Amazonians in the deep jungle, when they drink ayahuasca, they trip balls, just like any westerner dosing a psychedelic at a concert. They feel a weird energy and see crazy shit.
But there's a difference between the cultures. Westerners usually do psychedelics looking to have fun, intensify music or treat a mental illness or a drug addiction. But Amazonians are often looking to cure a physical disease. Shamans sing songs asking for physical health; the Amazonians say it works.
Western science may be confirming that the Amazonians were onto something, that ayahuasca can actually help your body.
A new study shows that one of the key ingredients in ayahuasca — harmine — could help cure diabetes or prediabetes. Those diseases affects 100 million adults in this country — about a third of us — and are one of the top five most common causes of death in the world.
Published in the journal Cell Metabolism, the study suggests that harmine could jumpstart cells in the pancreas, called beta cells, into replicating at faster rates than scientists have ever seen.

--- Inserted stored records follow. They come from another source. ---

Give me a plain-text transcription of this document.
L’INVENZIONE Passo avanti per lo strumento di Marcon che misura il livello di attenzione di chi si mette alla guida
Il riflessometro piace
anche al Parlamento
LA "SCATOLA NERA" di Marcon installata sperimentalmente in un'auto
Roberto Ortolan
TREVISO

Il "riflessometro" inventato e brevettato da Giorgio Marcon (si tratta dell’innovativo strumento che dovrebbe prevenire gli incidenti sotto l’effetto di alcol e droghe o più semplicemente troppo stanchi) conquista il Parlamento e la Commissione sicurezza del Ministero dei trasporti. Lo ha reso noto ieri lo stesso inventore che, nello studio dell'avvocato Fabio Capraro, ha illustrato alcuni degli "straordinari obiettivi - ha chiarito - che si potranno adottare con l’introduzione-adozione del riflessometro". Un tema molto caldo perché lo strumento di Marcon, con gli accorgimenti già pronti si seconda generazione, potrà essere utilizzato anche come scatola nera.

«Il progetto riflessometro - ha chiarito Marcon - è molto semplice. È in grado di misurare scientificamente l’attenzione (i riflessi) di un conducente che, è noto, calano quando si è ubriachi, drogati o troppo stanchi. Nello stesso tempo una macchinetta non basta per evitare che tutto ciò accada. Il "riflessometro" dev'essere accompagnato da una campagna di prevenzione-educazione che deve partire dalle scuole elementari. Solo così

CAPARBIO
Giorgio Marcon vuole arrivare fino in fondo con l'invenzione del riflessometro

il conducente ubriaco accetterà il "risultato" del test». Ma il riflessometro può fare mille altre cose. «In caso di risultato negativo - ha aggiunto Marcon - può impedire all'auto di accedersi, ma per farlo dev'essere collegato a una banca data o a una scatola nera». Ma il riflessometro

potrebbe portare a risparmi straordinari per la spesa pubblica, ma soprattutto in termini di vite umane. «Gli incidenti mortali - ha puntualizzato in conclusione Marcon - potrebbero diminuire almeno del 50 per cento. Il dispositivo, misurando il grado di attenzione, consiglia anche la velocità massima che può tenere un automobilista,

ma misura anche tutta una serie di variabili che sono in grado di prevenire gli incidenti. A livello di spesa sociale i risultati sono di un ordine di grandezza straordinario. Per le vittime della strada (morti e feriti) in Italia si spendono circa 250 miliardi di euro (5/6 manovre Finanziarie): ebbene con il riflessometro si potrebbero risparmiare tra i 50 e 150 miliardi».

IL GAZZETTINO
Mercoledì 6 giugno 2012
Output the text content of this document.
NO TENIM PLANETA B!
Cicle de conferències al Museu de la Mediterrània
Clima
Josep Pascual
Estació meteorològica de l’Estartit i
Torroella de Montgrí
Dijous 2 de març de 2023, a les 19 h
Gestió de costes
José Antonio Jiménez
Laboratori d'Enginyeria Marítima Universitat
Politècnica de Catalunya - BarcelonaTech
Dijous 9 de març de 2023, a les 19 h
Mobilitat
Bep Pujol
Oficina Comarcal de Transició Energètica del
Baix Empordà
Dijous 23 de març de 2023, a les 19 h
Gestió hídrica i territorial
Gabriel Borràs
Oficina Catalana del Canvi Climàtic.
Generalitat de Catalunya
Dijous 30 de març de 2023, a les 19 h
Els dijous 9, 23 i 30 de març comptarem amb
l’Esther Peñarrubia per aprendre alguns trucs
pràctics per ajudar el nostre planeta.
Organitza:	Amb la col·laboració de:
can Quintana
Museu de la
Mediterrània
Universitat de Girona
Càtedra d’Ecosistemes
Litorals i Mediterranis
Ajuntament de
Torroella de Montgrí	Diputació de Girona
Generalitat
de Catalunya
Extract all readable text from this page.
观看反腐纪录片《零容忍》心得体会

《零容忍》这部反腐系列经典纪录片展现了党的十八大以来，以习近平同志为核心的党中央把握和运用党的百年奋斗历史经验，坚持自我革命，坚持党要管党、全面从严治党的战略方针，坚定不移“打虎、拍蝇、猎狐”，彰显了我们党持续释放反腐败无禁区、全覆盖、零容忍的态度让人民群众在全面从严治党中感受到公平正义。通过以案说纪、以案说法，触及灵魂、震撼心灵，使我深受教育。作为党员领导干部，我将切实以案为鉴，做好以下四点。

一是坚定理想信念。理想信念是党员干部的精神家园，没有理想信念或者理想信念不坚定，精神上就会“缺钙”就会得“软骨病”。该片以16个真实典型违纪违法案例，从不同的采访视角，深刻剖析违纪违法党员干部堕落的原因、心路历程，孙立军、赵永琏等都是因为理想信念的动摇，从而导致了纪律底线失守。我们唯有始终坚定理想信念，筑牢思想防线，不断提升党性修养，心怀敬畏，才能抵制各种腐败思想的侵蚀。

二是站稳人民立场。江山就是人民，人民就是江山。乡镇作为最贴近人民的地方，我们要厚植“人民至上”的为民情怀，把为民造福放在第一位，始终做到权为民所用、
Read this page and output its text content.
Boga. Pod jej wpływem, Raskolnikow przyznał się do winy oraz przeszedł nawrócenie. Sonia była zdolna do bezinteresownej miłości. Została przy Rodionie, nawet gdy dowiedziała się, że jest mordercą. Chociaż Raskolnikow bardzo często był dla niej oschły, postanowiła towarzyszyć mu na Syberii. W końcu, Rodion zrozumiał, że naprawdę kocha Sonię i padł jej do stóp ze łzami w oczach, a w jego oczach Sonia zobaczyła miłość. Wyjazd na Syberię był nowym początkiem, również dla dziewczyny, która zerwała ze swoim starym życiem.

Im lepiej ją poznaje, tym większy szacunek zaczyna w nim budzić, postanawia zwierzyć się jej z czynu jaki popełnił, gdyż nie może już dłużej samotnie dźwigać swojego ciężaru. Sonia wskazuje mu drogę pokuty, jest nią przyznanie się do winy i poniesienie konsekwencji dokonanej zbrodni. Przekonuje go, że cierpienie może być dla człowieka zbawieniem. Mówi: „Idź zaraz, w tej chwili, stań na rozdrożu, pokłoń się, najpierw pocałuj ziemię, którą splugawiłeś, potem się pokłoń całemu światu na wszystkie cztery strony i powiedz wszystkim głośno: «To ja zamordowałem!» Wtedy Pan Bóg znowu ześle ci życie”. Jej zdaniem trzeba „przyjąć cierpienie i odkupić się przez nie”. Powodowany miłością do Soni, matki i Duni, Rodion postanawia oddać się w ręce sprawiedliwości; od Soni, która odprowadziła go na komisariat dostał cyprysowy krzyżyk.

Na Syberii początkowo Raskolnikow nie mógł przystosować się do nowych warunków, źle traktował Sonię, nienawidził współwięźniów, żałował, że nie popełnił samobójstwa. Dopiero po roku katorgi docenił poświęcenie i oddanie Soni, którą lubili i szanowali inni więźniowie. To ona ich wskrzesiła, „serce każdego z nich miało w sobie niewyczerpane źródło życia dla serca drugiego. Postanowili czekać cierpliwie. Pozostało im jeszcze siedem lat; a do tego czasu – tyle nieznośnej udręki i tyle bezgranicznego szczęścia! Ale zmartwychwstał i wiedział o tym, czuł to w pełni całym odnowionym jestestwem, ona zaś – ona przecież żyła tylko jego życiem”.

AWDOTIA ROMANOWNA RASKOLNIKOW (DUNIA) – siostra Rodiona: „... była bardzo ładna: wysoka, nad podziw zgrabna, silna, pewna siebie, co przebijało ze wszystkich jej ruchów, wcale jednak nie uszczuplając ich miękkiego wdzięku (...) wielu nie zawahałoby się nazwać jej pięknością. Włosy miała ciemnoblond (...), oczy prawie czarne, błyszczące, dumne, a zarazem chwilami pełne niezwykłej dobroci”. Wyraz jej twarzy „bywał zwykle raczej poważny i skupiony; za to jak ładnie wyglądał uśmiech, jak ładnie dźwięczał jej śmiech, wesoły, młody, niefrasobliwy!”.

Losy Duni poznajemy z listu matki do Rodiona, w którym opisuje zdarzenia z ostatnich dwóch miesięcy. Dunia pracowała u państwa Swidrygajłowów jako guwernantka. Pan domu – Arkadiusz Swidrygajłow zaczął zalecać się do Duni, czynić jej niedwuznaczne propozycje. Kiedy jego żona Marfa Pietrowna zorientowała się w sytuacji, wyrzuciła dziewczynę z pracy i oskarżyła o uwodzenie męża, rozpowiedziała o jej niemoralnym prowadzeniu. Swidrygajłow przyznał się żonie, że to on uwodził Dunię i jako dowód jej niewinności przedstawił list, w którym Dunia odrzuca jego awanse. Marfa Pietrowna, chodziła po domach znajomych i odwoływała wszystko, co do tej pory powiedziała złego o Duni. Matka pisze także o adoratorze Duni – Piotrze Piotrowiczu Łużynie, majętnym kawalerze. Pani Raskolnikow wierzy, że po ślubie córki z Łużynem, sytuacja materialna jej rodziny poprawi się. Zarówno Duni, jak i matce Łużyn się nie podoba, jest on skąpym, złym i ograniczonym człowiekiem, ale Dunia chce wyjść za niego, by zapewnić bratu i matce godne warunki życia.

Harmine is present in the ayahuasca vine in high numbers. The compound is what allows a psychedelic drug in the leaf, a psychedelic called DMT, to work its magic, and create visions and hallucinations.
The study was produced by researchers at Mount Sinai school of medicine in New York City, following on similar studies by other teams.
Recognizing that harmine is useful in promoting beta cells could be the beginning of a new treatment for diabetes. Since a person can just take the harmine, not the DMT, it might not be necessary for folks suffering from diabetes to trip their faces off. Although, if they did, dialysis clinics would get a lot more interesting.
Rooster has reported many times on the physical healing powers of psychedelics, from headaches to nerve pain to fatigue. Ayahuasca is just the latest to get a look … in the West, al least.